Production Best Practices and Common Pitfalls
| Scenario | Wrong | Correct |
|---|---|---|
| API needs DB ready | depends_on with no condition | depends_on with condition: service_healthy |
| Slow-starting service | retries set too low, marked unhealthy too early | Use start_period to give grace time before counting failures |
| Health check tool missing | CMD curl in an alpine image without curl installed | Use wget (preinstalled) or install curl explicitly |
| Health check too expensive | Running a full DB query every 2 seconds | Use a lightweight check like pg_isready or redis-cli ping |
| Debugging a stuck check | Restarting the whole stack repeatedly | docker inspect State.Health.Log to see actual failure output |
Quick Reference and Troubleshooting Commands
| Task | Command |
|---|---|
| View health status of all services | docker compose ps |
| Inspect full health detail | docker inspect name --format '{{json .State.Health}}' |
| See health check failure history | docker inspect name --format '{{json .State.Health.Log}}' |
| Run health check command manually | docker exec name <healthcheck command> |
| View startup logs | docker compose logs -f service_name |
| Wait for a TCP port before running a command | ./wait-for-it.sh host:port -- command |
PLACEMENT PRO TIP**Tip:** Set `start_period` generously for databases (10-20 seconds) and tightly for simple HTTP services (3-5 seconds). A start_period that is too short causes false unhealthy marks during normal slow startup; one too long delays detection of a genuinely broken container.

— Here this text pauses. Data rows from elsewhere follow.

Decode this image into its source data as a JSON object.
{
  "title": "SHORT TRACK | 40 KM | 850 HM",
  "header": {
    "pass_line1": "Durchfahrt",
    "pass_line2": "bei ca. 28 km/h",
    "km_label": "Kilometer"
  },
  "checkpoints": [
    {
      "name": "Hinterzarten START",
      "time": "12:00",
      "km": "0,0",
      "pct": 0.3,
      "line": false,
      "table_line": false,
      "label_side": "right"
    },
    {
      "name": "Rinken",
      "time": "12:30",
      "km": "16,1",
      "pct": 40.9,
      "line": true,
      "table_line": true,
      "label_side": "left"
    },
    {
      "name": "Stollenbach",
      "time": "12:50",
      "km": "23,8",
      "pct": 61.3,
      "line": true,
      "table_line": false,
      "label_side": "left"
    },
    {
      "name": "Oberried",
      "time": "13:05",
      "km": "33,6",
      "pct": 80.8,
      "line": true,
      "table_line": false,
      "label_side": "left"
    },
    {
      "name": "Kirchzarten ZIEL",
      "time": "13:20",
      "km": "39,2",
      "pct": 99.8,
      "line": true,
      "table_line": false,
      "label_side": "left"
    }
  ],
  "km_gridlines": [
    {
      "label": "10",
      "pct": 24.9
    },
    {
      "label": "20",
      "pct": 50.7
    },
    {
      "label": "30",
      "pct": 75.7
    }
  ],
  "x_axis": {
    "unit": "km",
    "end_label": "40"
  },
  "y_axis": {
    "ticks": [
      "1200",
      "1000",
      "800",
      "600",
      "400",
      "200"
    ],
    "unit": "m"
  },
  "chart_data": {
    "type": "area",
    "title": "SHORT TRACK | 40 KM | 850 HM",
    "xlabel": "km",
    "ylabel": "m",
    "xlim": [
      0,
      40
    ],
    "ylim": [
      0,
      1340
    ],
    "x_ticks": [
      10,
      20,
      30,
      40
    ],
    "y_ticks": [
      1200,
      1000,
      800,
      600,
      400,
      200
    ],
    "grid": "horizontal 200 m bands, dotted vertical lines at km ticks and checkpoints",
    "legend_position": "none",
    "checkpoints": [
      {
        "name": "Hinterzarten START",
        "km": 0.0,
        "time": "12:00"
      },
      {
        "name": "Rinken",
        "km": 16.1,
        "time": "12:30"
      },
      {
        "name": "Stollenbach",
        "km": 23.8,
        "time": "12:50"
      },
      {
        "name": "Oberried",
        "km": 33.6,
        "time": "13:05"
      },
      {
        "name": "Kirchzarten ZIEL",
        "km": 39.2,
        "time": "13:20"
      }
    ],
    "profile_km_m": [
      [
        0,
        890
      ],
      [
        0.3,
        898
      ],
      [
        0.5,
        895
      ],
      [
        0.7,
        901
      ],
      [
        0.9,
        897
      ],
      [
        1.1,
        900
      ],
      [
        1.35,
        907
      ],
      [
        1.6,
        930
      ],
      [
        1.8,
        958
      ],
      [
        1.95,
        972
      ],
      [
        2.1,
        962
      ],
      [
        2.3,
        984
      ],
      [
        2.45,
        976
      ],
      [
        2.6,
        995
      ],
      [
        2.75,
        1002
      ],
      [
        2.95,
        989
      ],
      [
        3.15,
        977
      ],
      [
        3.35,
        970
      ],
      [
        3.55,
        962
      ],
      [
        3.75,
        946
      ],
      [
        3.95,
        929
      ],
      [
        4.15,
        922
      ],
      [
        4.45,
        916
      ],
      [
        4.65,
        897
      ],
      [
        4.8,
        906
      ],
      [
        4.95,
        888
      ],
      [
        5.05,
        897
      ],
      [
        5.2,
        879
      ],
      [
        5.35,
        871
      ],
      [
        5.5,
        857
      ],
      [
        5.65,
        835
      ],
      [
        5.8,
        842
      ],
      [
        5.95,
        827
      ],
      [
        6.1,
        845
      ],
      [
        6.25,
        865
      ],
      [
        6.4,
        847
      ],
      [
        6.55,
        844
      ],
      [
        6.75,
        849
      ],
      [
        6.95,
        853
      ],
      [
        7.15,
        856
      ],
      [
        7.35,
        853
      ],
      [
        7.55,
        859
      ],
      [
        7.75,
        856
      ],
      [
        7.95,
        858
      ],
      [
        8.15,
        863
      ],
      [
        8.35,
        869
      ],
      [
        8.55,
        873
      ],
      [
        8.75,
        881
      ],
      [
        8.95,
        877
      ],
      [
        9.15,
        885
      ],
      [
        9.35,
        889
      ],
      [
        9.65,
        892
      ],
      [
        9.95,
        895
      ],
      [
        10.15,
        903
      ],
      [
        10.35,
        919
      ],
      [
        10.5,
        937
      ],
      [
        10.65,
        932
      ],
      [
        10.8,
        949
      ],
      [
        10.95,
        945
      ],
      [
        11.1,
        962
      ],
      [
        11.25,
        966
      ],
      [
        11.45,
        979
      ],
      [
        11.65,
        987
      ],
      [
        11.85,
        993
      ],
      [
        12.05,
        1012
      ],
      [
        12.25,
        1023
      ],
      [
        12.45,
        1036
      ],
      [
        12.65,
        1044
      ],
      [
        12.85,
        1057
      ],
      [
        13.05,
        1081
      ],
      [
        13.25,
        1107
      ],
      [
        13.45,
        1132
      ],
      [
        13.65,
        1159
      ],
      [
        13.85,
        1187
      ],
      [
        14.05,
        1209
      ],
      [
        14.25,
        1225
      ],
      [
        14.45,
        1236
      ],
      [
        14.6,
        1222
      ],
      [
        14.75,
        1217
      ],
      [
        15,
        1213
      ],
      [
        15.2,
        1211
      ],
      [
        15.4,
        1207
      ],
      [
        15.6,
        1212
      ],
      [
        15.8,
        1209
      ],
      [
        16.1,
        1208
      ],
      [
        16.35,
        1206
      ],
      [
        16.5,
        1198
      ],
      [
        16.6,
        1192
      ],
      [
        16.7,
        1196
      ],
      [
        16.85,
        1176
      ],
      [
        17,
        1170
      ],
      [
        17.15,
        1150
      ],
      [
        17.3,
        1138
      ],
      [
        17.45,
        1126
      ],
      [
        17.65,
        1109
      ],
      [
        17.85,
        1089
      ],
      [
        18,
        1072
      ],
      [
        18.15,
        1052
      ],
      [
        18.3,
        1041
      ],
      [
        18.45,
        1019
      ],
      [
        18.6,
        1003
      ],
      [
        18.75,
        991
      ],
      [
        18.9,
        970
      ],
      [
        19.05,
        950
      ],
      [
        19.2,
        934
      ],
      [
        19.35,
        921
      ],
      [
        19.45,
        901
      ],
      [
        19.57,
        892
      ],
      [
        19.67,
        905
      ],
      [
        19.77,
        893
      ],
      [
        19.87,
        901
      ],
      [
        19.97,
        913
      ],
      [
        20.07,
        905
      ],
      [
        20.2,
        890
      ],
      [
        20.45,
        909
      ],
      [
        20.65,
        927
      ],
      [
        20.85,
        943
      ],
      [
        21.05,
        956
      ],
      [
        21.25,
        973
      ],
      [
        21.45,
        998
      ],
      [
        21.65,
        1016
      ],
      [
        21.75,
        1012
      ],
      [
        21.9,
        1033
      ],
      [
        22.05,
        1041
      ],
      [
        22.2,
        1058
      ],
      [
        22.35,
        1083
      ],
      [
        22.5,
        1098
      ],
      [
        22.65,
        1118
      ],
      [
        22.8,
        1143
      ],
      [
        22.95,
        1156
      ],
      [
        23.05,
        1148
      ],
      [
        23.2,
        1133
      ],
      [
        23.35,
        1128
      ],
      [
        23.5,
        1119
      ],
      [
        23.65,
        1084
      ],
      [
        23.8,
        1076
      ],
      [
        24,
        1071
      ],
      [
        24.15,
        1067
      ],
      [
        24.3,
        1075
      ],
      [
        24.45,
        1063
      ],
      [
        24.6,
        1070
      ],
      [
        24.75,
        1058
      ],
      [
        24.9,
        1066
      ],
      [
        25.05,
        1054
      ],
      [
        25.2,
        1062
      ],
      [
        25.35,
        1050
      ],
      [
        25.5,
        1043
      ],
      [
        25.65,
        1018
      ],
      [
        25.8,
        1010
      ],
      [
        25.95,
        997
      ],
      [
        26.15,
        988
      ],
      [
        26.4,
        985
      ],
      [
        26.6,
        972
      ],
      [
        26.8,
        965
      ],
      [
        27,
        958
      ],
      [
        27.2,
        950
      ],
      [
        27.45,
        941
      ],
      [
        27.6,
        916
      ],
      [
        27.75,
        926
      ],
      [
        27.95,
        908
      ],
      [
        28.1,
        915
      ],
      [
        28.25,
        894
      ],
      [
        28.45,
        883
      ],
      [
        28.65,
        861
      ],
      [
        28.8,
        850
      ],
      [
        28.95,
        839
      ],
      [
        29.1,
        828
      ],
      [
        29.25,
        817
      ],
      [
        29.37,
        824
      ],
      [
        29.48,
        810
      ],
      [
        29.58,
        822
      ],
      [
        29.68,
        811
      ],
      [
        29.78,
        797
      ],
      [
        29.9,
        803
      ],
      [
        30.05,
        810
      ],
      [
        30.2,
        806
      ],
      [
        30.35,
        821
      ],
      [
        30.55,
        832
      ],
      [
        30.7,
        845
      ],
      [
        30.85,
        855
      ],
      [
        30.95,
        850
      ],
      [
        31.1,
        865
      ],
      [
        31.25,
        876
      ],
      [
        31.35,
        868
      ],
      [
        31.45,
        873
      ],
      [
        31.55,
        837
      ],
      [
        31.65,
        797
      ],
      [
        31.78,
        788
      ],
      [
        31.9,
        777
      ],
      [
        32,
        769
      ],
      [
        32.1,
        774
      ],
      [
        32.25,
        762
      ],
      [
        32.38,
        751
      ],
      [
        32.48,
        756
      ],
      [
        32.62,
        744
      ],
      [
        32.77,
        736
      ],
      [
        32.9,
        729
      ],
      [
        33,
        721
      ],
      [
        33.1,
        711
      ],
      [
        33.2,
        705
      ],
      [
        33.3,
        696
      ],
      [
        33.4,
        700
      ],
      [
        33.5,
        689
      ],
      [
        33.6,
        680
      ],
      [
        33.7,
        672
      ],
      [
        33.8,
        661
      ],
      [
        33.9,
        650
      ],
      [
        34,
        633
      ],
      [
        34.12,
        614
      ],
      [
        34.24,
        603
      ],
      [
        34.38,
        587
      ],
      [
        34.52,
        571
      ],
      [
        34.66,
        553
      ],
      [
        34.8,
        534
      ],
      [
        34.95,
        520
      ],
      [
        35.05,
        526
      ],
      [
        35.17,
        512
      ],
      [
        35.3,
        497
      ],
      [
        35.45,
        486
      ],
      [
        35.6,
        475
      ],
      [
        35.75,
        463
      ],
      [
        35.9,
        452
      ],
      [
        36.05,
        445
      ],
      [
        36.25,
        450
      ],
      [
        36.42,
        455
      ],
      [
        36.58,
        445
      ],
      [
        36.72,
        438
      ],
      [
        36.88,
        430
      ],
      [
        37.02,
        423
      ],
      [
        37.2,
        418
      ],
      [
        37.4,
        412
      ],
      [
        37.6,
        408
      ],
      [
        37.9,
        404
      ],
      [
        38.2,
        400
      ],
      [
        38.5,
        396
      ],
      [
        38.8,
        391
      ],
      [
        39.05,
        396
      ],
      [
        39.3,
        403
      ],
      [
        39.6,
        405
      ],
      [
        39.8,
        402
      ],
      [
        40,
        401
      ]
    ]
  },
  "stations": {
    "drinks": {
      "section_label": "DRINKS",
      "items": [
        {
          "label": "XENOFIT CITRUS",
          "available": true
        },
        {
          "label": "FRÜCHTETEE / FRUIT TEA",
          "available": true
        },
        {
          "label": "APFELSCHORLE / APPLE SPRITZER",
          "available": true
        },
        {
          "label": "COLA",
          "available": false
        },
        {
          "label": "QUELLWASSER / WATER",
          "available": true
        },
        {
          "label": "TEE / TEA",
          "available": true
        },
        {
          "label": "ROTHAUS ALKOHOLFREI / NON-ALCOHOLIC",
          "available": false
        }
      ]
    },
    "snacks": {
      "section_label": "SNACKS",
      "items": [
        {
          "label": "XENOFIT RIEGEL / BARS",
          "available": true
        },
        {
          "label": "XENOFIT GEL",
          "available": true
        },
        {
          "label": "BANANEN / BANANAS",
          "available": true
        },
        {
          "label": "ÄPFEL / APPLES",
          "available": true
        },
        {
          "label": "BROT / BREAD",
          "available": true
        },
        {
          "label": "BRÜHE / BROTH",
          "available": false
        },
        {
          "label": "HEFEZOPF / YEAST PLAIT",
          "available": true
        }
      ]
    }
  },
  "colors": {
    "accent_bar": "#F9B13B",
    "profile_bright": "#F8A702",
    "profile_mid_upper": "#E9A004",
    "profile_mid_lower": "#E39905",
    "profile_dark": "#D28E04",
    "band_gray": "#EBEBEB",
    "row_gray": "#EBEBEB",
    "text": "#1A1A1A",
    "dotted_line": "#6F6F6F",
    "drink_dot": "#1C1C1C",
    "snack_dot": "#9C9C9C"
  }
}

COMMON MISTAKE / WARNING**Common Mistake:** Using `curl` in a health check inside an alpine-based image that does not include curl by default, causing the health check itself to fail with "command not found" rather than reporting the actual application status. Use `wget --spider`, which ships in alpine, or install curl explicitly in the Dockerfile.
COMMON MISTAKE / WARNING**Security:** Health check endpoints like `/health` are sometimes left unauthenticated and exposed on the same port as the main application, accidentally leaking internal status details (DB connection strings, version numbers) to anyone who can reach the container. Keep health endpoints minimal — return only `200 OK` or `503`, nothing else.